When considering alternative approaches to a points-based system, several respondents advocated a move away from the medical model of disability that underpinned the previous system to a social model. It was argued that moving away from this narrow approach was necessary to help facilitate a more rights-based approach in Scotland, which could benefit disabled people's wellbeing through increased trust in the system and reducing stress and anxiety during consultations. Respondents called for an adequate budget, used equitably, to be allocated to achieve this, with several emphasising the need to ensure sound financial planning to determine the required budget.

The negative impact of the existing system on client wellbeing was highlighted; for instance, a perceived need to mask abilities or the disappointment experienced when awards were not made. Changes to build trust in the system and avoid loss of entitlement were considered a priority by some. Respondents commented on making the system more compassionate, enabling and supportive for disabled people, minimising any distress during the application process. A prevalent theme covered the decision-making approach, mainly that case managers should receive sufficient training to understand different disabilities. Some raised the need to provide independent support and advice to clients.

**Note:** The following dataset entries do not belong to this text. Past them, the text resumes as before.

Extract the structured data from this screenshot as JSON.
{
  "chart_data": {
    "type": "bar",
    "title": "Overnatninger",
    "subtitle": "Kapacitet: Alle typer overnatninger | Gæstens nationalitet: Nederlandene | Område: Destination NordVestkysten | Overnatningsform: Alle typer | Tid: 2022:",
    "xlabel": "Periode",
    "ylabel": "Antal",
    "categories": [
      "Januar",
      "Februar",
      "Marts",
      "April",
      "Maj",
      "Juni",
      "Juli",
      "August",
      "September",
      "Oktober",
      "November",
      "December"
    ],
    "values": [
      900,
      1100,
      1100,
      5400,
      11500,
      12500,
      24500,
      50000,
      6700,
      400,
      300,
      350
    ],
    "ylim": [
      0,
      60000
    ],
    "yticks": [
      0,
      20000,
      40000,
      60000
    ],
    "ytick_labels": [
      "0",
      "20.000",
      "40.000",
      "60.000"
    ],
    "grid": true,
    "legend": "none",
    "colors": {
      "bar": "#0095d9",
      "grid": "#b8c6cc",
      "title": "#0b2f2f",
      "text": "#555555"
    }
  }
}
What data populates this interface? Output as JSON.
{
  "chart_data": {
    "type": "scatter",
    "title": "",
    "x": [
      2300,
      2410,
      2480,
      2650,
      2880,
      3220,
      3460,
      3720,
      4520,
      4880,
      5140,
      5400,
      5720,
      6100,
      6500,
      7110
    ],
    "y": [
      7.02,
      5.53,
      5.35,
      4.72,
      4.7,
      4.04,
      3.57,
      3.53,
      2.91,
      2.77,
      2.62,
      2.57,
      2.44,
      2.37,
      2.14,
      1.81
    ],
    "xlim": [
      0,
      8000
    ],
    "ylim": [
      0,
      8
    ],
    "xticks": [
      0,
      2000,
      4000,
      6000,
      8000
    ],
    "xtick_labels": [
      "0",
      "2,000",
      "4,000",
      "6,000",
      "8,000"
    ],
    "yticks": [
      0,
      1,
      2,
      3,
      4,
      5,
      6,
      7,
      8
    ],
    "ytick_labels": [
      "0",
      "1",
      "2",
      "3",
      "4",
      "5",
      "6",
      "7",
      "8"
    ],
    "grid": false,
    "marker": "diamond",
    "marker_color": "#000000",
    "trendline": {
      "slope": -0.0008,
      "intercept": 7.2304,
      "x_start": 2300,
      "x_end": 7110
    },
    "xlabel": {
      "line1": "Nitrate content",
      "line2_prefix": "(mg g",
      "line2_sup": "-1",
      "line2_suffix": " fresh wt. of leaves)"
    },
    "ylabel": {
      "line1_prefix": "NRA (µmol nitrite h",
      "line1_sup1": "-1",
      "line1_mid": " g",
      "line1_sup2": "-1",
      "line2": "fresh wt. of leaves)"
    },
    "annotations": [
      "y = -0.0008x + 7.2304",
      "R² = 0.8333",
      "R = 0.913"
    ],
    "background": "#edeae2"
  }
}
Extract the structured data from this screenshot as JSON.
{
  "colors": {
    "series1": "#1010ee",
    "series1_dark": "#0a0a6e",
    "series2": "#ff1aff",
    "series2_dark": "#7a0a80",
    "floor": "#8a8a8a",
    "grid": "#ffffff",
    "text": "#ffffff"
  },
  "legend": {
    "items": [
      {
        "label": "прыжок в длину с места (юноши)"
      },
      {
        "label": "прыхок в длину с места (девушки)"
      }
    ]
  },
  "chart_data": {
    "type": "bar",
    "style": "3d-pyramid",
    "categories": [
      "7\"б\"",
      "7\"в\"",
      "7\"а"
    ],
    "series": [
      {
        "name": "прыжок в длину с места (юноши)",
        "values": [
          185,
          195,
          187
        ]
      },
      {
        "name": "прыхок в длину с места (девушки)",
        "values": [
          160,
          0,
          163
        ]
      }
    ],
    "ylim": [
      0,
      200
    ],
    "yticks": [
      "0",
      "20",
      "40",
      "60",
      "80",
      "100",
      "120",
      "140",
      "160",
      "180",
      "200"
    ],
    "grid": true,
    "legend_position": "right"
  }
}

Regarding passporting benefits, prevalent themes were for the Scottish Government to work in partnership with the DWP to ensure a smooth transition to a new Scottish social security system, and that the independent review should not be constrained by passporting considerations when determining the criteria for devolved benefits, including ADP. Several argued that changes should not disrupt or adversely affect clients i.e., clients should retain their existing entitlements regardless of any changes made to ADP, and none should become worse off.


Many individuals and stakeholders with detailed knowledge and lived experience participated in this consultation, providing their opinions and insight on various aspects of the ADP mobility component. Their views will assist the independent review and the Scottish Government in deciding and delivering on further improvements to ADP.